Türkiye-Cezayir ilişkilerinde yeni dönem
ESAT FIRAT - Türkiye’nin Cezayir Büyükelçisi Muhammet Mücahit Küçükyılmaz, AA muhabirine yaptığı değerlendirmede iki ülkenin ortak tarih ve güncel siyasal duruşlarıyla kader birliği yaptığını belirtti. Küçükyılmaz, ilişkilerin sosyal, kültürel, ekonomik ve siyasi temeller üzerinde güçlenerek geleceğe taşındığını vurguladı.
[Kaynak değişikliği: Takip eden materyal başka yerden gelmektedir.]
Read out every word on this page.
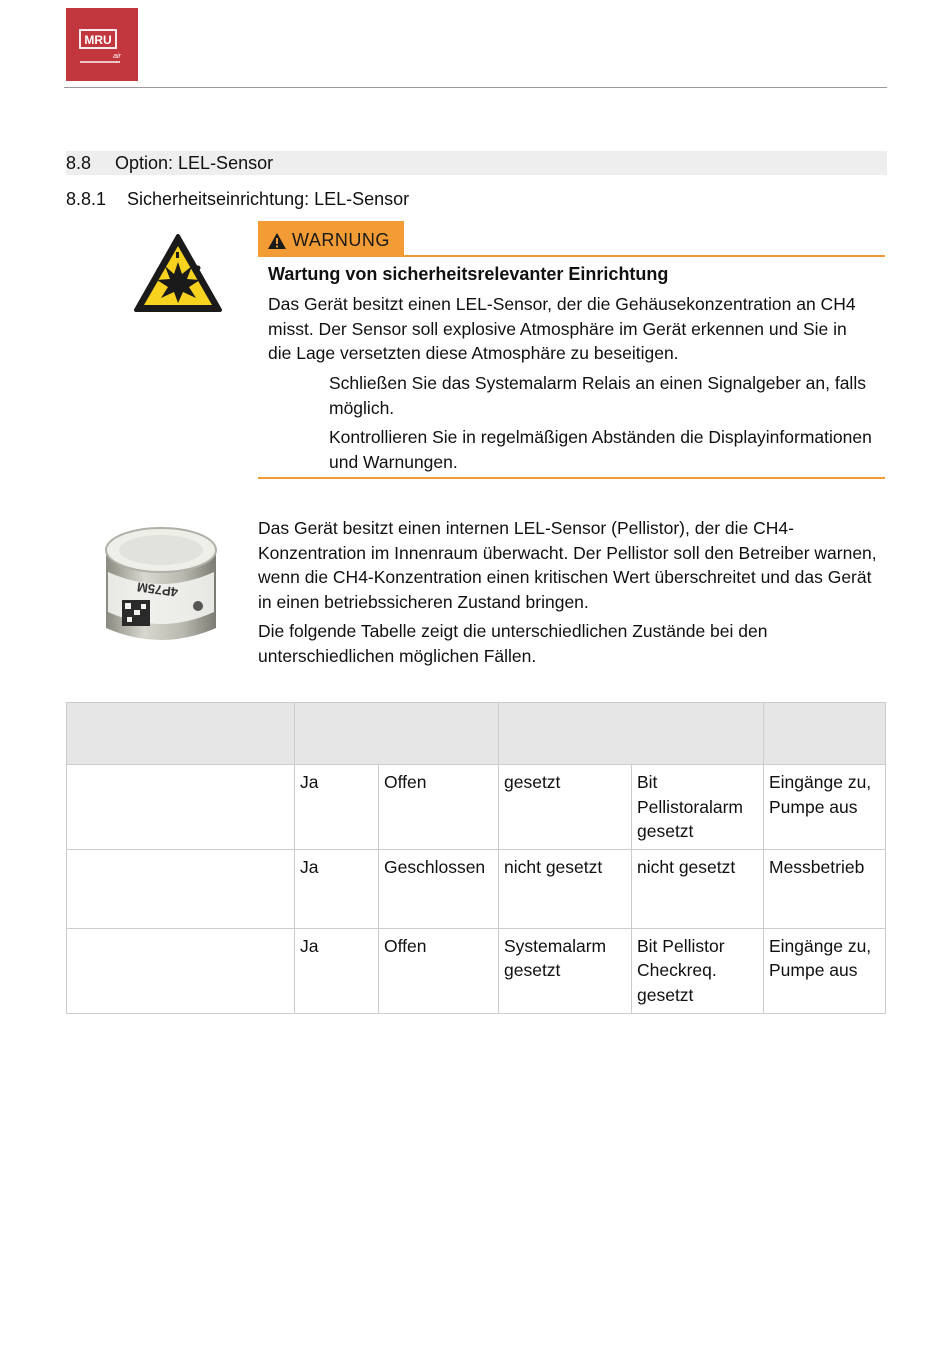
MRU
air
8.8 Option: LEL-Sensor
8.8.1 Sicherheitseinrichtung: LEL-Sensor
WARNUNG
Wartung von sicherheitsrelevanter Einrichtung

Das Gerät besitzt einen LEL-Sensor, der die Gehäusekonzentration an CH4 misst. Der Sensor soll explosive Atmosphäre im Gerät erkennen und Sie in die Lage versetzten diese Atmosphäre zu beseitigen.

Schließen Sie das Systemalarm Relais an einen Signalgeber an, falls möglich.

Kontrollieren Sie in regelmäßigen Abständen die Displayinformationen und Warnungen.

4P75M

Das Gerät besitzt einen internen LEL-Sensor (Pellistor), der die CH4-Konzentration im Innenraum überwacht. Der Pellistor soll den Betreiber warnen, wenn die CH4-Konzentration einen kritischen Wert überschreitet und das Gerät in einen betriebssicheren Zustand bringen.

Die folgende Tabelle zeigt die unterschiedlichen Zustände bei den unterschiedlichen möglichen Fällen.

	Ja	Offen	gesetzt	Bit Pellistoralarm gesetzt	Eingänge zu, Pumpe aus
	Ja	Geschlossen	nicht gesetzt	nicht gesetzt	Messbetrieb
	Ja	Offen	Systemalarm gesetzt	Bit Pellistor Checkreq. gesetzt	Eingänge zu, Pumpe aus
İlk izlenimlerden derin bağlara
Küçükyılmaz, göreve gelmeden önce Cezayir hakkında kapsamlı okuma yaptığını ancak sahadaki deneyimin bambaşka olduğunu söyledi. "Cezayir’e gelmeden önce tarihi, güncel ve kültürel bilgileri çok okumuştum. Ayrıca önceki büyükelçimiz, Aile ve Sosyal Hizmetler Bakanımız Mahinur Özdemir Göktaş’tan çok kıymetli bilgiler aldım. Tabii buraya ayak bastığınızda, kitaplardan öğrendiklerinizin ötesine geçiyorsunuz. 2,4 milyon kilometrekarelik dev bir coğrafyadan söz ediyoruz." ifadelerini kullandı.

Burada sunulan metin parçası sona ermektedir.